Does this sound sustainable to you?
The Southeastern Conference is the latest and greatest example of a group that wants to have their cake and eat it too. Sure they want you to file into their stadiums and live and die with the success of their/your teams. But here’s the caveat: they say you can’t broadcast that love live. That is, you can’t distribute photographs or video of its games in real time for commercial use.
They love free coverage and they love the fan love – that is, until fan love starts to hurt. Their fear is that your love may indeed cut into their revenue streams. They sell exclusivity for a pretty penny and you and your smart phone and social network might just muck all that up for all the people who don’t actually play the games but profit from them.
As an incomplete list – the leagues and conferences generally want to :
• Negotiate escalating fees for exclusive rights to game action
• Produce their own content in the form of digital, regional and cable networks and charge for access
• Peddle merchandise and license intellectual property – from video game likenesses and stats to t-shirts
• Receive free promotion and PR from media outlets
So they want to sell rights to media coverage, be the media themselves and benefit from produced content, be the event “owner” and benefit from licensing and merchandising (both tangible and intangible items) while receiving constant free promotion in the papers, on the radio, on tv and on blogs.
If you’re a league what’s not to love?
In short, a sports association doesn’t want to pay for coverage – and they want you to pay for their coverage, whether you’re a network or a fan. That’s been the model for a long time, before ESPN was a powerhouse. But for all this – smart lawyers versed in IP issues notwithstanding – what they need to make this happen are the fans. Fans fuel the demand that lets the leagues increase the value of exclusive access to their properties.
Here’s the problem: the changing face of fandom and how that is impacting exclusivity. As the St.

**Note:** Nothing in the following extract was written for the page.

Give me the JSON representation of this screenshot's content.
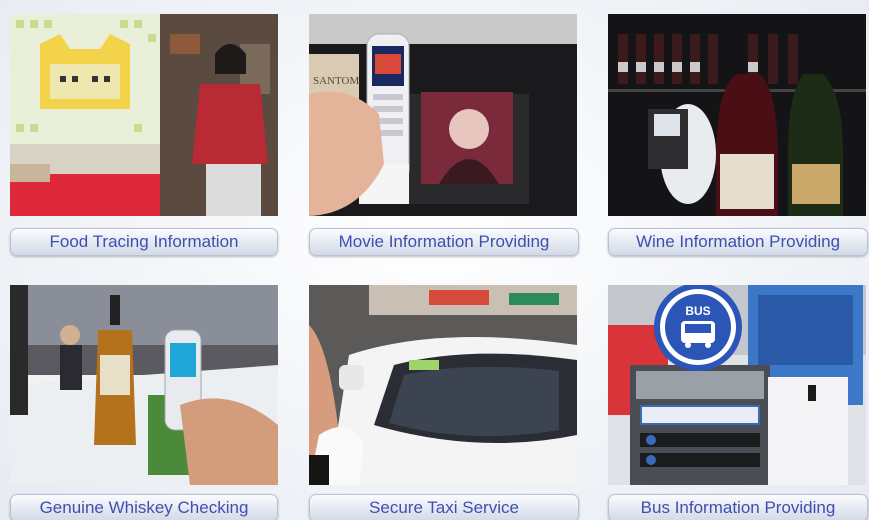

Petersburg press puts it, the digital reality is that armed with smart phones, blogs and real time posting abilities, the “SEC’s greatest supporters are now also the SEC’s biggest competitors.” Hence the SEC’s line in the sand. The piece by Michael Kruse notes that the league has come up against the fact that “the audience isn’t the audience anymore,” and it cites NYU’s Jay Rosen’s manifesto about ”the people formerly known as the audience” – which, please note, was written in 2006. In that piece, Rosen includes a quote from a suit at the NFL: “We already own the eyeballs on the television screen. We want to make sure we own the eyeballs on the computer screen.”
As the one-way “broadcast” model continues to erode, it becomes much harder to maintain (and increase) all these sports revenue buckets that are built on the back of exclusive access and the slicing and dicing of intellectual property. Darn things just won’t stay fixed, similar to definitions like “old media” and “new media.” And just what is credentialed media today anyway?
In the last ten years, as viewership of traditional television programming declined, the sports entities made a big pitch for the fact that “live” made them immune to the forces of audience erosion. Because games were live, they were the ultimate tune-in property — see it here now or forever hold your peace — and they sold that argument hard to the networks who shelled out big bucks for exclusive rights fees. But “live” in an era of citizen journalists armed with smart phones and passion also means you have potentially thousands of fans who, by virtue of sitting in the stadium, can also broadcast — call it the many-to-many network – and who only shelled out for the price of a ticket. That’s what the SEC is grappling with. The leagues have had a great run, beginning in the 80’s with the explosion of cable and regional networks and into the millennium with digital properties and increasingly desperate networks anxious to exclusively align with properties that could deliver eyeballs and engagement.
But going forward, will that same passionate sports nation which literally fed the sports league IP extravaganza now cannibalize its business model? Will the middlemen of sports leagues find themselves with middlemen everywhere – searching for ways to make a buck – or worse, like the music industry, fighting the very fans of its product?